Saturday, 10 August 2013

Up Side Down Sketchbooks

I've just started some tentative experiments for my next painting 'The Rashomon Effect' which involves looking at the same incident in my grandmother's past  from different points of view. While on holiday in Kent I started drawing the view in my sketchbook using the magnifying glass that Max bought me for my birthday. I noticed that if you hold it a distance from you, the image in the glass becomes upside down. This has the effect of appearing to abstract part of the image. I thought this could represent me in my new painting, as a good symbol of how I was at 20 years old, looking at the world in an 'all over the place' sort of way.
Talking of being young, I have also been helping to look after our grandchildren Barnaby (5 years) and Poppy(2years), this week. Every morning I got them to work in their sketchbooks (yes, they did want to!) and they  drew and painted, using lots of materials.

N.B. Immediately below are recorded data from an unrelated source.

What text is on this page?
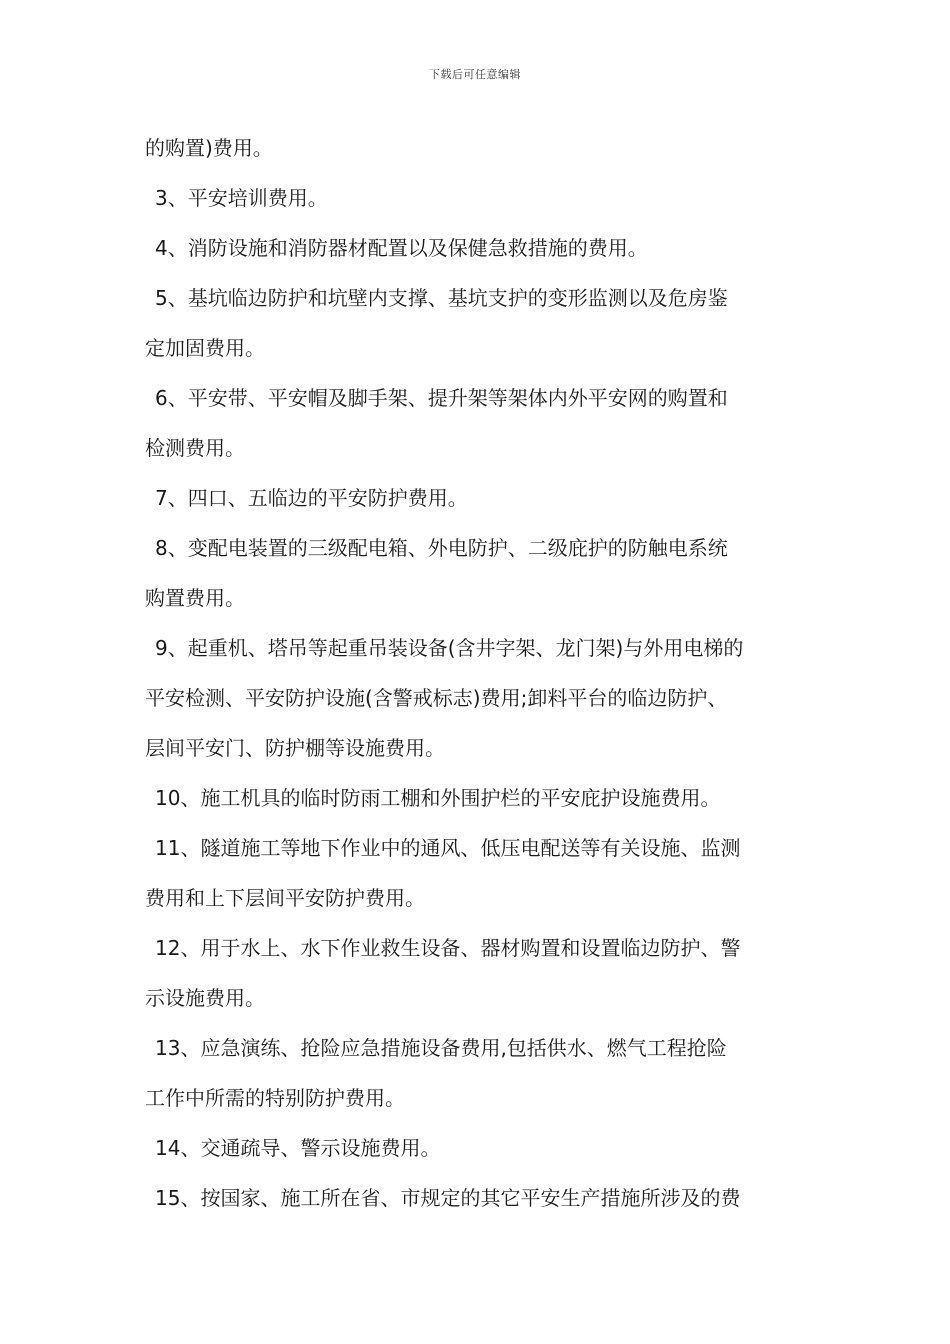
下载后可任意编辑
的购置)费用。
3、平安培训费用。
4、消防设施和消防器材配置以及保健急救措施的费用。
5、基坑临边防护和坑壁内支撑、基坑支护的变形监测以及危房鉴
定加固费用。
6、平安带、平安帽及脚手架、提升架等架体内外平安网的购置和
检测费用。
7、四口、五临边的平安防护费用。
8、变配电装置的三级配电箱、外电防护、二级庇护的防触电系统
购置费用。
9、起重机、塔吊等起重吊装设备(含井字架、龙门架)与外用电梯的
平安检测、平安防护设施(含警戒标志)费用;卸料平台的临边防护、
层间平安门、防护棚等设施费用。
10、施工机具的临时防雨工棚和外围护栏的平安庇护设施费用。
11、隧道施工等地下作业中的通风、低压电配送等有关设施、监测
费用和上下层间平安防护费用。
12、用于水上、水下作业救生设备、器材购置和设置临边防护、警
示设施费用。
13、应急演练、抢险应急措施设备费用,包括供水、燃气工程抢险
工作中所需的特别防护费用。
14、交通疏导、警示设施费用。
15、按国家、施工所在省、市规定的其它平安生产措施所涉及的费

They worked upside down and from back to front in an unrestrained way, confirming how fresh and straight forward, children's art can be.

Thursday, 1 August 2013

Cabinet Of Curios

Visiting the exhibition 'Curiosity' last week at the Turner Contemporary gallery in Margate made me think about my own collection of objects, which I display at Ted Coney's Family Portraits, so that visitors can see how they have been used in the paintings. In the Margate exhibition, the objects were displayed as art pieces in their own right, rather than been shown as visual stimulus for  other work.
There was some fascinating things to be seen, including some fertility dolls from Angola which were given to girls on reaching puberty and were expected to be treated like members of the family. When the girls became engaged to be married, the dolls were given names, which were then passed on to the couple's first female child. Heady stuff! I suppose visitors wonder about the choices of my objects when they see a tissue paper balloon, a piece of patchwork and Thomas the Tank Engine all in the same cabinet. Until I explain the significance behind them, of course. We also met Mike Middlebrook last week, who had made me the tissue paper hot air balloon many years ago. He was very surprised to learn that his balloon was in a cabinet for public display, until I explained that there was also a portrait of a 'failed hot air balloon' in my painting ' Limners'.